Kathy Zielinski studied many octopuses and tentacles so that she could learn how to animate Ursula. (She loved animating Ursula because there aren’t many characters that are a combination of animal and human.)

8.

For Kathy, the scene of Vanessa transforming back into Ursula was partly inspired by John Carpenter’s The Thing.

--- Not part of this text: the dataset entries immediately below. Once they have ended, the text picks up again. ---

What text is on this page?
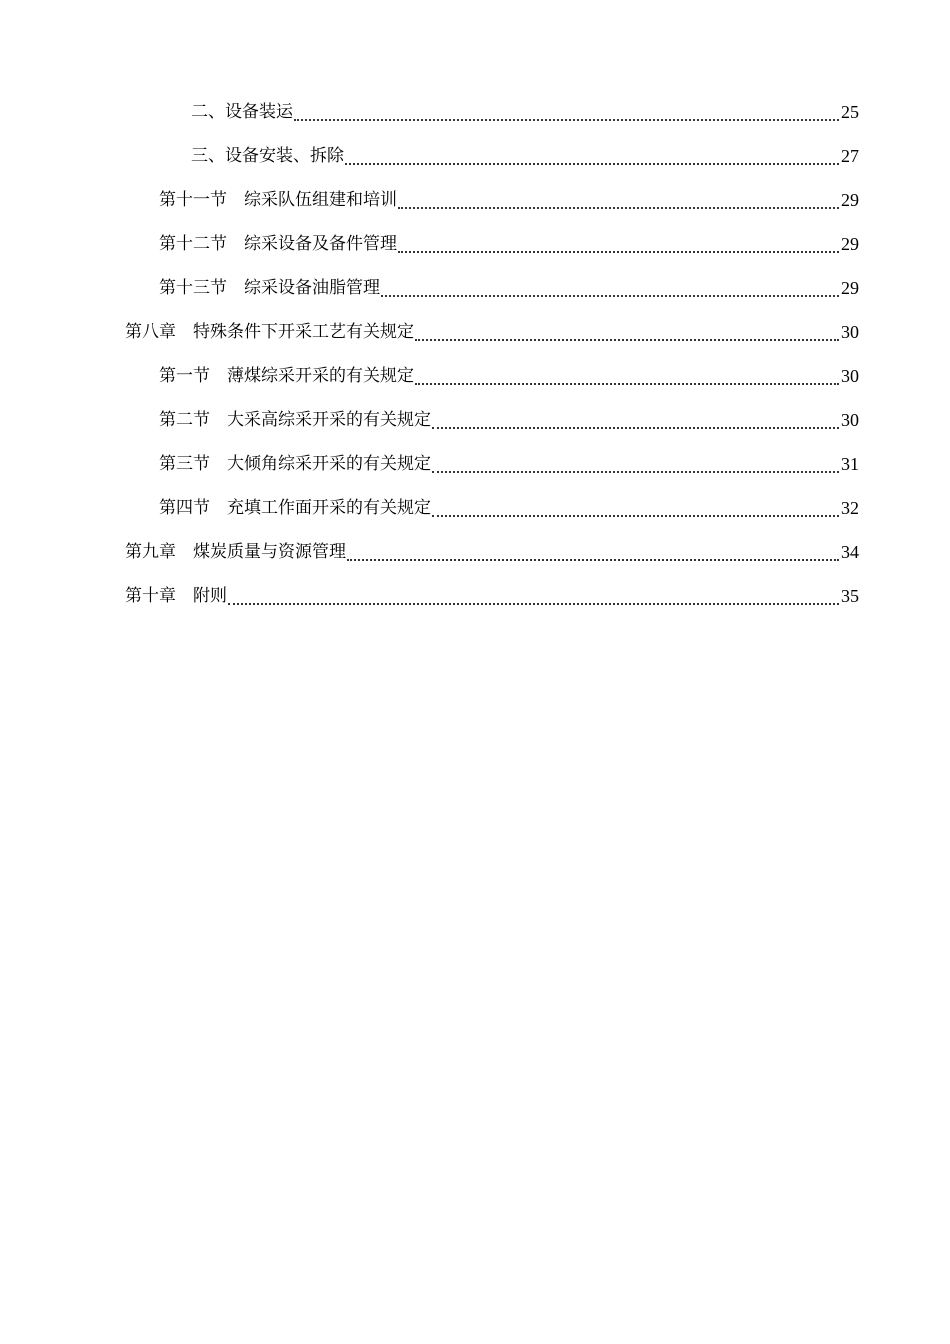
二、设备装运	25
三、设备安装、拆除	27
第十一节　综采队伍组建和培训	29
第十二节　综采设备及备件管理	29
第十三节　综采设备油脂管理	29
第八章　特殊条件下开采工艺有关规定	30
第一节　薄煤综采开采的有关规定	30
第二节　大采高综采开采的有关规定	30
第三节　大倾角综采开采的有关规定	31
第四节　充填工作面开采的有关规定	32
第九章　煤炭质量与资源管理	34
第十章　附则	35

Disney, Universal Pictures

9.

The “Poor Unfortunate Souls” scene used to be a little bit longer, but it was eventually cut down. Not many people have seen the scene, but Kathy animated a sequence where Ursula and Ariel do the tango.

10.

Kathy is known to have a leaning towards animating evil characters, which is why she was assigned to Ursula and then Frollo from The Hunchback of Notre Dame.

11.

The hair sniffing scene in The Hunchback of Notre Dame almost got the movie a PG-13 rating, so they shortened the scene down so that they could keep it at PG.

12.

During the pregnancy of her first child, Kathy’s water broke while she was animating a scene in Aladdin…but she kept working because she didn’t want to go to the hospital.


Disney

“Everybody was nervous, like, ‘Kathy, shouldn’t you be going to the hospital?’ And I’m like, ‘No, I gotta finish my scene.’ So I finished my last scene of Aladdin, and then went to the hospital.”

13.

The Lion King was around the fifth or sixth Disney film that started to integrate CGI into hand-drawn films. For example, the wildebeest stampede in the movie was actually a lot of CG work.

14.

Floyd views his early days as an apprentice at Disney as an “animation boot camp” that trained him so well that he could make it at any studio in town.

15.

And finally, animators at Disney used to say, “We never finish a movie, we only release it.”